E.g. the OCaml syntax puts infix/prefix before floating-point in the
keyword.operator name. That means that the OCaml styling needs to
target two scopes instead of one, even when the operators should look
the same, because they actually have no common prefix which aren't also
shared with other stuff.
This is also the problem we have with class-name, function-name, and
tag-name. If we want all 3 to look the same, which is not that
unrealistic, then we need to target 3 different scopes.
[ Themes ]
> Therefore IF we could have a system like this, I think we could cut
> down on confusion and clashes between user settings and dev's changes
> to existing settings files
I think a very simple improvement on the current is just to allow the
settings groups to be drag-sortable, and use the ordering when finding
settings.
So basically the default stuff (that is shipped with TM or in repos.)

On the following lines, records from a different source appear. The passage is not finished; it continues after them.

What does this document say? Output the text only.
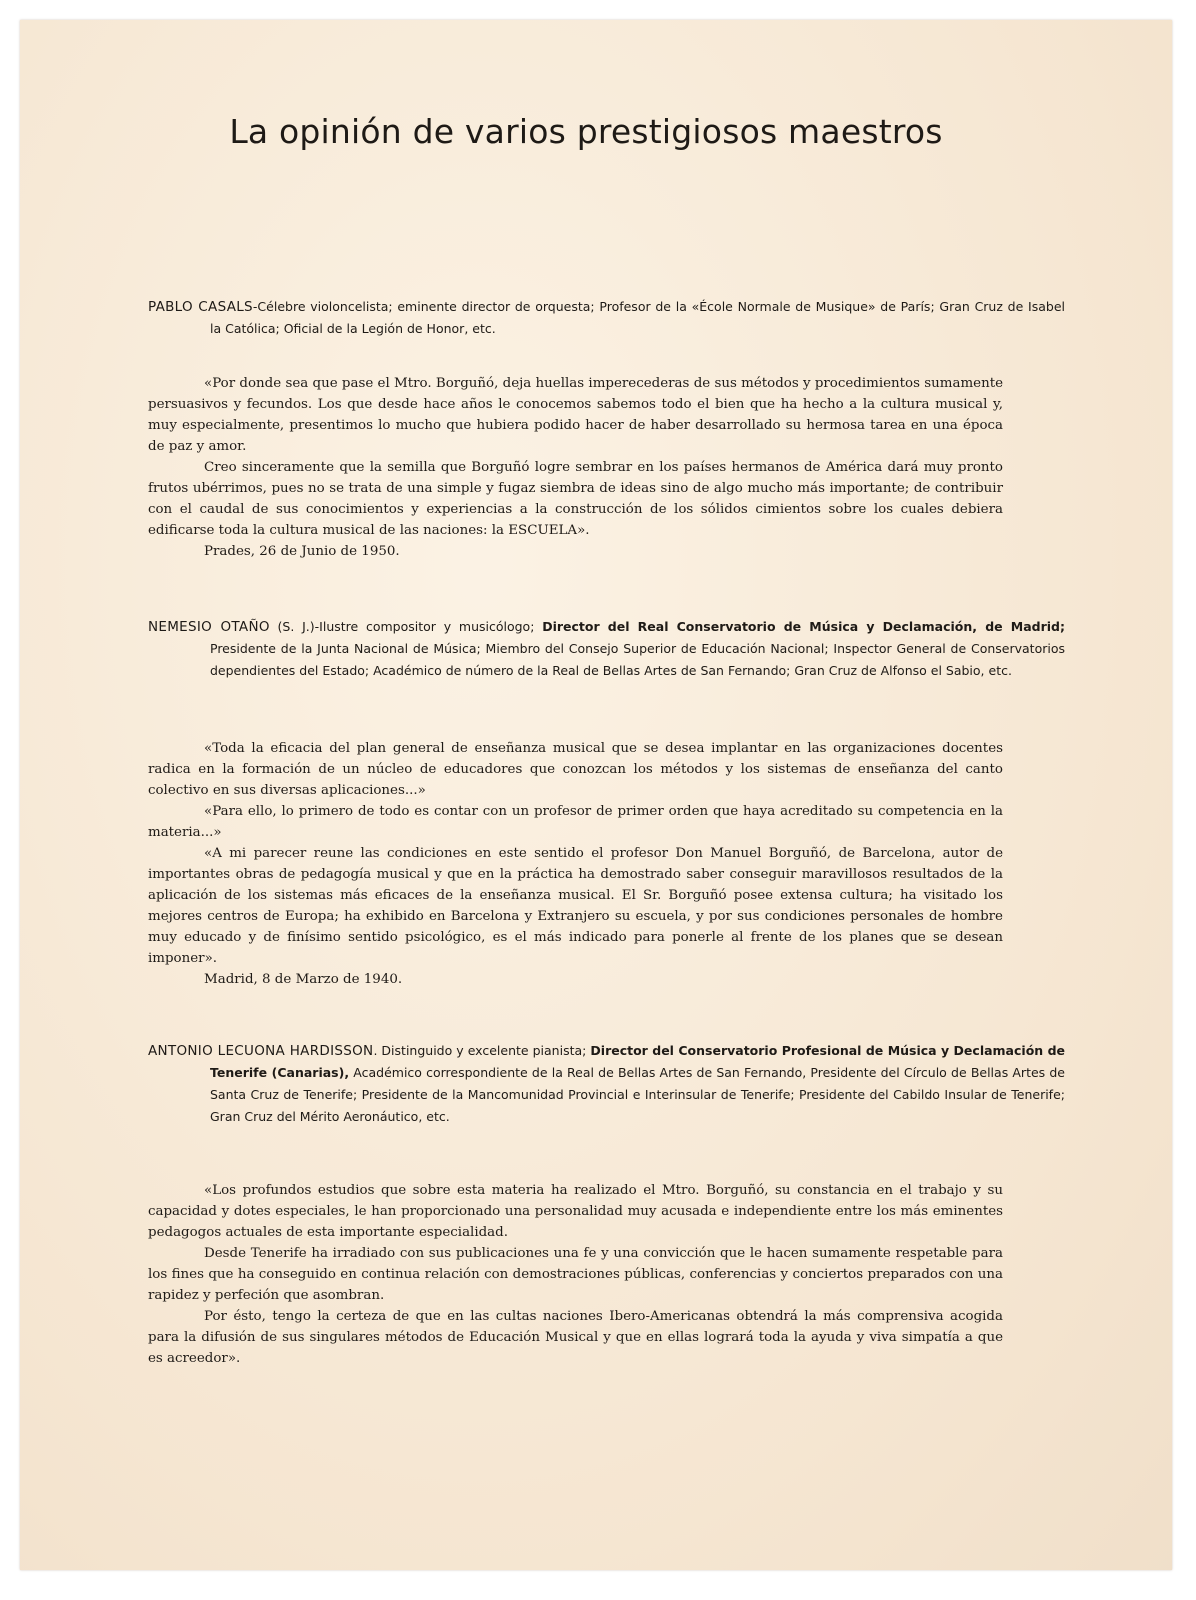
La opinión de varios prestigiosos maestros
PABLO CASALS-Célebre violoncelista; eminente director de orquesta; Profesor de la «École Normale de Musique» de París; Gran Cruz de Isabel la Católica; Oficial de la Legión de Honor, etc.

«Por donde sea que pase el Mtro. Borguñó, deja huellas imperecederas de sus métodos y procedimientos sumamente persuasivos y fecundos. Los que desde hace años le conocemos sabemos todo el bien que ha hecho a la cultura musical y, muy especialmente, presentimos lo mucho que hubiera podido hacer de haber desarrollado su hermosa tarea en una época de paz y amor.

Creo sinceramente que la semilla que Borguñó logre sembrar en los países hermanos de América dará muy pronto frutos ubérrimos, pues no se trata de una simple y fugaz siembra de ideas sino de algo mucho más importante; de contribuir con el caudal de sus conocimientos y experiencias a la construcción de los sólidos cimientos sobre los cuales debiera edificarse toda la cultura musical de las naciones: la ESCUELA».

Prades, 26 de Junio de 1950.

NEMESIO OTAÑO (S. J.)-Ilustre compositor y musicólogo; Director del Real Conservatorio de Música y Declamación, de Madrid; Presidente de la Junta Nacional de Música; Miembro del Consejo Superior de Educación Nacional; Inspector General de Conservatorios dependientes del Estado; Académico de número de la Real de Bellas Artes de San Fernando; Gran Cruz de Alfonso el Sabio, etc.

«Toda la eficacia del plan general de enseñanza musical que se desea implantar en las organizaciones docentes radica en la formación de un núcleo de educadores que conozcan los métodos y los sistemas de enseñanza del canto colectivo en sus diversas aplicaciones...»

«Para ello, lo primero de todo es contar con un profesor de primer orden que haya acreditado su competencia en la materia...»

«A mi parecer reune las condiciones en este sentido el profesor Don Manuel Borguñó, de Barcelona, autor de importantes obras de pedagogía musical y que en la práctica ha demostrado saber conseguir maravillosos resultados de la aplicación de los sistemas más eficaces de la enseñanza musical. El Sr. Borguñó posee extensa cultura; ha visitado los mejores centros de Europa; ha exhibido en Barcelona y Extranjero su escuela, y por sus condiciones personales de hombre muy educado y de finísimo sentido psicológico, es el más indicado para ponerle al frente de los planes que se desean imponer».

Madrid, 8 de Marzo de 1940.

ANTONIO LECUONA HARDISSON. Distinguido y excelente pianista; Director del Conservatorio Profesional de Música y Declamación de Tenerife (Canarias), Académico correspondiente de la Real de Bellas Artes de San Fernando, Presidente del Círculo de Bellas Artes de Santa Cruz de Tenerife; Presidente de la Mancomunidad Provincial e Interinsular de Tenerife; Presidente del Cabildo Insular de Tenerife; Gran Cruz del Mérito Aeronáutico, etc.

«Los profundos estudios que sobre esta materia ha realizado el Mtro. Borguñó, su constancia en el trabajo y su capacidad y dotes especiales, le han proporcionado una personalidad muy acusada e independiente entre los más eminentes pedagogos actuales de esta importante especialidad.

Desde Tenerife ha irradiado con sus publicaciones una fe y una convicción que le hacen sumamente respetable para los fines que ha conseguido en continua relación con demostraciones públicas, conferencias y conciertos preparados con una rapidez y perfeción que asombran.

Por ésto, tengo la certeza de que en las cultas naciones Ibero-Americanas obtendrá la más comprensiva acogida para la difusión de sus singulares métodos de Educación Musical y que en ellas logrará toda la ayuda y viva simpatía a que es acreedor».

would be in the bottom of the list, and the user would add a new
settings group to the top, and anything he makes in that group takes
precedence over the groups below (only though when there's a tie wrt
scope).
So the user can either a) make a change to the default stuff (which
causes a local copy to be created, and he'll never more see updates to
that settings group, like when editing a bundle item) or b) he could
create his own settings group and duplicate the item he want to change
to that group, and he wouldn't need to make any changes to the
defaults.
This system could have different faces, like e.g. showing the default
stuff as read-only, placing a separator in the list with the default
stuff below it, and all that the user creates above it, shipping with a
default “Your settings”-group which is empty etc. etc.